O espetáculo patético de Rilke me irritava tanto ou mais do que o calor infernal que fazia naquele dia. Os rumores de guerra me tiravam o sono, apesar de  sono ser algo essencial em minha vida, pois nunca fugi ao encontro de Morfeu. 

Toda aquela ideia de passear, sob aquelas condições climáticas me tornavam cada vez mais impaciente e o único motivo disso era uma mistura de tédio, irritação (calor insuportável somado à histeria alheia) medo diante da ameaça da guerra que viria a destruir tudo que a civilização havia construído, enfim, aquele não seria um bom dia para passear. No entanto, esse turbilhão de sentimentos guardava para mim, pois nunca fui homem de transparecer os sentimentos através da face, isso deixo para Rilke.

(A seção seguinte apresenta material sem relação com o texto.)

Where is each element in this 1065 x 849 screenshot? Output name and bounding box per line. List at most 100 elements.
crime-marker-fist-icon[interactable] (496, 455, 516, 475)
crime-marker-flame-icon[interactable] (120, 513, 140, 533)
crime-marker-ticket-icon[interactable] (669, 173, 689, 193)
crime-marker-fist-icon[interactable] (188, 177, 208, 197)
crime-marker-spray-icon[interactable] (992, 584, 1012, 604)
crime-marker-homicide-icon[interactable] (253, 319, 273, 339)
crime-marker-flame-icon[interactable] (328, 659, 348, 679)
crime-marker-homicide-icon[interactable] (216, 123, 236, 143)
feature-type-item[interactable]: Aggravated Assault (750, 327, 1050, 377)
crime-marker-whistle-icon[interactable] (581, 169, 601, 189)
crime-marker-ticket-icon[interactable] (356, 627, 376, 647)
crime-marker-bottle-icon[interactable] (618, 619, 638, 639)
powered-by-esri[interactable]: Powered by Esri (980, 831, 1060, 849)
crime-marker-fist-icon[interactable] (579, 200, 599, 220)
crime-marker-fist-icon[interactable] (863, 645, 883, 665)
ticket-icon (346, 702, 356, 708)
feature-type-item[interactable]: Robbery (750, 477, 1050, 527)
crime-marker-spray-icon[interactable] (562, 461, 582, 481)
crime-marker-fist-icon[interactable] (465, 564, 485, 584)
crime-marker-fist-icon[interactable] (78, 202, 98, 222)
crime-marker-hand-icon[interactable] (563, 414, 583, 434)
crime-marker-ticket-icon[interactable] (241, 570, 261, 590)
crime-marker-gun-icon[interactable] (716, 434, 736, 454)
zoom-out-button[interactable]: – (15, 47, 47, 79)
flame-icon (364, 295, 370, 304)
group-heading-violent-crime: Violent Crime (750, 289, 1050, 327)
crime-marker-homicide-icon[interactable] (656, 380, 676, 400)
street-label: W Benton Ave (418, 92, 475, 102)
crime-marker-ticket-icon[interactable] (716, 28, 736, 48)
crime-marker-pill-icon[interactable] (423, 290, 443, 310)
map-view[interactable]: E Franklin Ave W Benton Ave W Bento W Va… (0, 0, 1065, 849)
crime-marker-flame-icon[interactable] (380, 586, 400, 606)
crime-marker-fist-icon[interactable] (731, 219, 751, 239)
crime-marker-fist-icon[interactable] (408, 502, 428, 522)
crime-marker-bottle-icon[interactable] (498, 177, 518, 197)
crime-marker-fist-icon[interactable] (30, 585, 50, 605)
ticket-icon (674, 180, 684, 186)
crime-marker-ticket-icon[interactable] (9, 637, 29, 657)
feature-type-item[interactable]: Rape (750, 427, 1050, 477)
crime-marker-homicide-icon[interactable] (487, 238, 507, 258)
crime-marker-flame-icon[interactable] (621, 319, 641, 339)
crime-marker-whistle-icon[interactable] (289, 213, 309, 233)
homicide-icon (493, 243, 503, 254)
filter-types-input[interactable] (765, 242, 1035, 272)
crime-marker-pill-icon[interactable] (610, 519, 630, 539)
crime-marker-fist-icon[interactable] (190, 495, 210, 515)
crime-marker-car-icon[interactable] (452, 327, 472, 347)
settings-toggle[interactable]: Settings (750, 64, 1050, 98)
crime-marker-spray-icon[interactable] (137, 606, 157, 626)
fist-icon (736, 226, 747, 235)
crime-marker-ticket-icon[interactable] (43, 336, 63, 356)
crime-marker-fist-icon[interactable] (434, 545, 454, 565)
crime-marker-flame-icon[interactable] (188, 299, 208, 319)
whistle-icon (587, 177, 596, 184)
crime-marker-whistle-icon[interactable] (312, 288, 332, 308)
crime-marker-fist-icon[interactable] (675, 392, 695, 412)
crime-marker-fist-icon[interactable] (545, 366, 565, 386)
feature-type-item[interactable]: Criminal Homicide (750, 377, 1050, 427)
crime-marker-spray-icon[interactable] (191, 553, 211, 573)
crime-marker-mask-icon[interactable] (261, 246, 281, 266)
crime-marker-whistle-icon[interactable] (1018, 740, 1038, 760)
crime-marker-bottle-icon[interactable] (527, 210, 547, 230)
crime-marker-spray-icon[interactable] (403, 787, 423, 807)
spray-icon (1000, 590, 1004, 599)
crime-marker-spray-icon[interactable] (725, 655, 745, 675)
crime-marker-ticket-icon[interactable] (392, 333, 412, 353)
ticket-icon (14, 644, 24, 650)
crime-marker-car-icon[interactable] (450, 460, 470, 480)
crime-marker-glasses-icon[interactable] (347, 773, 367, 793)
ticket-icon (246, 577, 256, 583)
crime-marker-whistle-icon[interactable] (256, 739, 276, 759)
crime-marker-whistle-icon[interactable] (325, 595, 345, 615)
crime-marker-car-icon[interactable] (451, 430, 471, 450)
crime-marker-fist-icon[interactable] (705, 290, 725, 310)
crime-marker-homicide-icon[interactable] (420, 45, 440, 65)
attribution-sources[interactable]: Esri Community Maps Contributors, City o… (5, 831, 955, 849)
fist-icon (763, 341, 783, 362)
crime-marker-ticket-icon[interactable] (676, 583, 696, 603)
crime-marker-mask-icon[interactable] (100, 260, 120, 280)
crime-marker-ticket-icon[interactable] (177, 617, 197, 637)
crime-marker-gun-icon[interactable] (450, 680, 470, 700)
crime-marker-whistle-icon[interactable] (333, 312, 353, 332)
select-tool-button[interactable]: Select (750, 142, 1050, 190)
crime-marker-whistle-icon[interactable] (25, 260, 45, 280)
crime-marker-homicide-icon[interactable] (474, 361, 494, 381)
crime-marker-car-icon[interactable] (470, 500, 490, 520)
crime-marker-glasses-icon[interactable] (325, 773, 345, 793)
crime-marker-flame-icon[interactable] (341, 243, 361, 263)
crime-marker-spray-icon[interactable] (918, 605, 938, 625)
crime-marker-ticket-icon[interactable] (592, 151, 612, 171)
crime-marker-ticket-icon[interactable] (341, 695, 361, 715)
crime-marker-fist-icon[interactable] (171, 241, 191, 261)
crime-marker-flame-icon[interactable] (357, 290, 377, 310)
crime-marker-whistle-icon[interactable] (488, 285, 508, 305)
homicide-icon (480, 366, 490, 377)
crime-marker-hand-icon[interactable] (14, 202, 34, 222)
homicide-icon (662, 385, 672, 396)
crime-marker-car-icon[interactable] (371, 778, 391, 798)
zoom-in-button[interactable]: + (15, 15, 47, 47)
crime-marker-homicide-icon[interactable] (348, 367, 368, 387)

Não estava taciturno por conta da flor que nascia para morrer, não estava encastelado em mim por conta de qualquer vocação para o Sturm und Drang,  tédio era meu nome, e eu não desejaria outra coisa do que fugir daquele lugar bucólico que me dava ânsia de vômito.

Da transitoriedade nada penso porque não me foi dado o direito de pensar, ao menos no texto de Freud. Se Rilke não se encantava totalmente com a flor que brotava e com o espetáculo do sol se pondo, eu de mim sei apenas que o que muitos julgavam como ensimesmamento eu julgava por preguiça, talvez a minha mais verdadeira vocação.

Cansado de não fazer nada eu estava, indisposto me tornei a cada vez que um raio de sol penetrava os poros da minha pele tão fustigada pelos pequenos prazeres aos quais me dedicava com afinco. A companhia de Freud já não me era agradável naquele dia, imaginem a de um bebê chorão a questionar sobre a beleza, sobre a efemeridade das coisas que nasceram para morrer. 

Se ainda tenho direito a algo dizer, digo que não tenho problemas com o luto e com a substituição de objetos libidinais - para usar o jargão do célebre professor. Acho bom que tudo que vive um dia morra, pois assim os mesmos pássaros não nos irritariam todos os dias, as mesmas flores nasceriam em nossos quintais, sem surpresa, sem novidade. Tudo que é vivo morre, e da morte só restará o pó. Se a guerra nos destruiu foi com o propósito de nos fazer deter, e se a ela não podemos resistir, melhor mesmo será sucumbir. Não, não tenho grandes questões com a morte, e a beleza sempre me soou enfadonha,a feiura, com seus espetáculos e bizarrices é genial por quase tocar  o impossível e é por isso que o feio sempre me atraiu mais do que a beleza que fazia meu amigo poeta suspirar e chorar, e chorar...

Não é necessário chorar porque o choro nada resolveu na História da humanidade, porque não foi chorando que o homem se viu na obrigação de inventar a roda, há a necessidade e isso basta para que se construa algo diante do que já morreu. Chorar o morto não o traz de volta; a flor que morre hoje já vai tarde.

Se Freud dizia que depois da guerra haveria de nascer uma nova nação mais forte, mais sólida, eu mesmo penso que se a destruição não fosse impulso suficiente para nos manter de pé, que nos deixasse viver entre as sombras, porque, certamente não seríamos um povo digno de viver, portanto, aos mais fortes, a vitória, ao vencedor, as batatas, meu amigo de além túmulo diria.

Sendo assim, encerro por aqui minhas considerações, sobre o episódio romanticamente narrado por Freud, dizendo-lhes uma única coisa: tudo que é vivo morre e ainda bem, pois a morte me parece muito mais interessante do que aqueles odiosos momentos que vivi entre dois amigos, um patético demais para ser capaz de narrar com clareza o que se passou, outro pretensioso demais para entender que a pérola das coisas mora na concha da objetividade e nada deve ao subjetivismo maldito.

Para mim, aquele foi apenas um dia terrivelmente quente em que tive a malograda ideia de aceitar um convite para passear.